Maximilian Eggesteins Schuss aus elf Metern hätte in der Schlussphase Warnung genug sein sollen. Das Bremer Eigengewächs schickte in der 83. Spielminute noch einmal Rashica auf die Reise, der Casteels aus kurzer Distanz keine Chance ließ und das aus Sicht der Wolfsburger unglückliche 2:3 erzielte.

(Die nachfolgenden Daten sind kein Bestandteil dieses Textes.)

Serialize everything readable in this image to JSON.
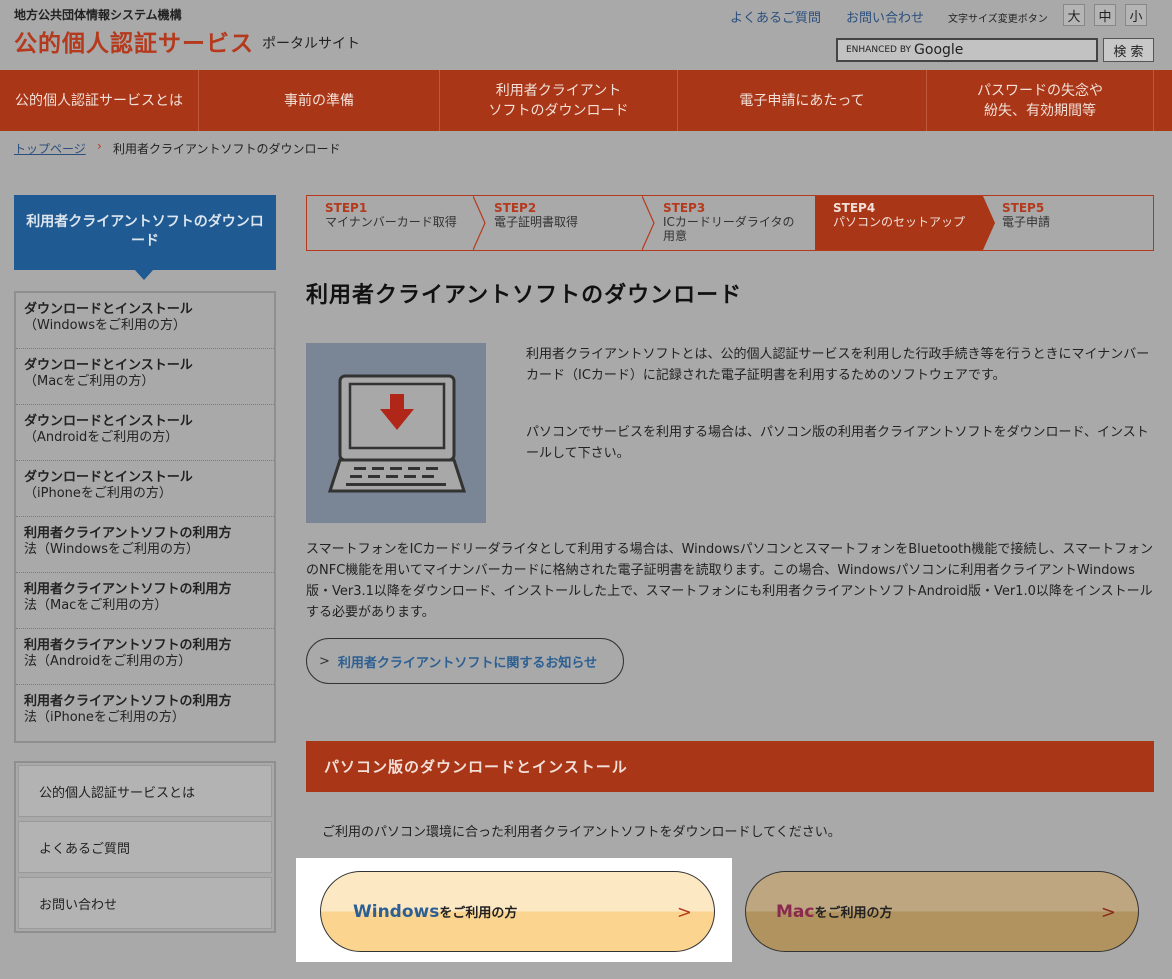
{
  "header": {
    "org": "地方公共団体情報システム機構",
    "title": "公的個人認証サービス",
    "subtitle": "ポータルサイト",
    "faq_link": "よくあるご質問",
    "contact_link": "お問い合わせ",
    "font_size_label": "文字サイズ変更ボタン",
    "font_sizes": [
      "大",
      "中",
      "小"
    ],
    "search_enhanced": "ENHANCED BY",
    "search_google": "Google",
    "search_button": "検 索"
  },
  "nav": [
    {
      "label": "公的個人認証サービスとは"
    },
    {
      "label": "事前の準備"
    },
    {
      "label": "利用者クライアント\nソフトのダウンロード"
    },
    {
      "label": "電子申請にあたって"
    },
    {
      "label": "パスワードの失念や\n紛失、有効期間等"
    }
  ],
  "breadcrumb": {
    "home": "トップページ",
    "separator": "›",
    "current": "利用者クライアントソフトのダウンロード"
  },
  "sidebar": {
    "heading": "利用者クライアントソフトのダウンロード",
    "items": [
      {
        "l1": "ダウンロードとインストール",
        "l2": "（Windowsをご利用の方）"
      },
      {
        "l1": "ダウンロードとインストール",
        "l2": "（Macをご利用の方）"
      },
      {
        "l1": "ダウンロードとインストール",
        "l2": "（Androidをご利用の方）"
      },
      {
        "l1": "ダウンロードとインストール",
        "l2": "（iPhoneをご利用の方）"
      },
      {
        "l1": "利用者クライアントソフトの利用方",
        "l2": "法（Windowsをご利用の方）"
      },
      {
        "l1": "利用者クライアントソフトの利用方",
        "l2": "法（Macをご利用の方）"
      },
      {
        "l1": "利用者クライアントソフトの利用方",
        "l2": "法（Androidをご利用の方）"
      },
      {
        "l1": "利用者クライアントソフトの利用方",
        "l2": "法（iPhoneをご利用の方）"
      }
    ],
    "links": [
      "公的個人認証サービスとは",
      "よくあるご質問",
      "お問い合わせ"
    ]
  },
  "steps": [
    {
      "num": "STEP1",
      "text": "マイナンバーカード取得"
    },
    {
      "num": "STEP2",
      "text": "電子証明書取得"
    },
    {
      "num": "STEP3",
      "text": "ICカードリーダライタの用意"
    },
    {
      "num": "STEP4",
      "text": "パソコンのセットアップ",
      "active": true
    },
    {
      "num": "STEP5",
      "text": "電子申請"
    }
  ],
  "main": {
    "title": "利用者クライアントソフトのダウンロード",
    "para1": "利用者クライアントソフトとは、公的個人認証サービスを利用した行政手続き等を行うときにマイナンバーカード（ICカード）に記録された電子証明書を利用するためのソフトウェアです。",
    "para2": "パソコンでサービスを利用する場合は、パソコン版の利用者クライアントソフトをダウンロード、インストールして下さい。",
    "para3": "スマートフォンをICカードリーダライタとして利用する場合は、WindowsパソコンとスマートフォンをBluetooth機能で接続し、スマートフォンのNFC機能を用いてマイナンバーカードに格納された電子証明書を読取ります。この場合、Windowsパソコンに利用者クライアントWindows版・Ver3.1以降をダウンロード、インストールした上で、スマートフォンにも利用者クライアントソフトAndroid版・Ver1.0以降をインストールする必要があります。",
    "notice_button": "利用者クライアントソフトに関するお知らせ",
    "section_heading": "パソコン版のダウンロードとインストール",
    "section_desc": "ご利用のパソコン環境に合った利用者クライアントソフトをダウンロードしてください。",
    "windows_os": "Windows",
    "windows_suffix": "をご利用の方",
    "mac_os": "Mac",
    "mac_suffix": "をご利用の方"
  },
  "colors": {
    "brand": "#a93617",
    "accent_blue": "#1f5a93",
    "highlight": "#ffffff",
    "windows_text": "#2c5f93",
    "mac_text": "#8b2a4f"
  }
}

Im Bundesliga-Tableau fällt der VfL Wolfsburg zurück auf Platz 9. Am kommenden Samstag (15.30) tritt man beim SC Freiburg an.

Zahlen & Fakten


VfL Wolfsburg: Casteels – Brooks, Bruma, Knoche (72. Ginczek) – William, Guilavogui, Arnold, Roussillon – Victor (84. Steffen), Weghorst, Mehmedi (60. Brekalo) Trainer: Oliver Glasner

SV Werder Bremen: Pavlenka – Selassie, Veljkovic, Groß, Augustinsson – M. Eggestein, Bargfrede (76. Sargent) , Klaassen – Bittencourt (86. Lang), Osako (78. Pizarro), Rashica Trainer: Florian Kohfeldt

Torfolge: 0:1 Milot Rashica (13., HE.), 1:1 Wout Weghorst (36.), 1:2 Leonardo Bittencourt (39.), 2:2 William (73.), 2:3 Milot Rashica (83.)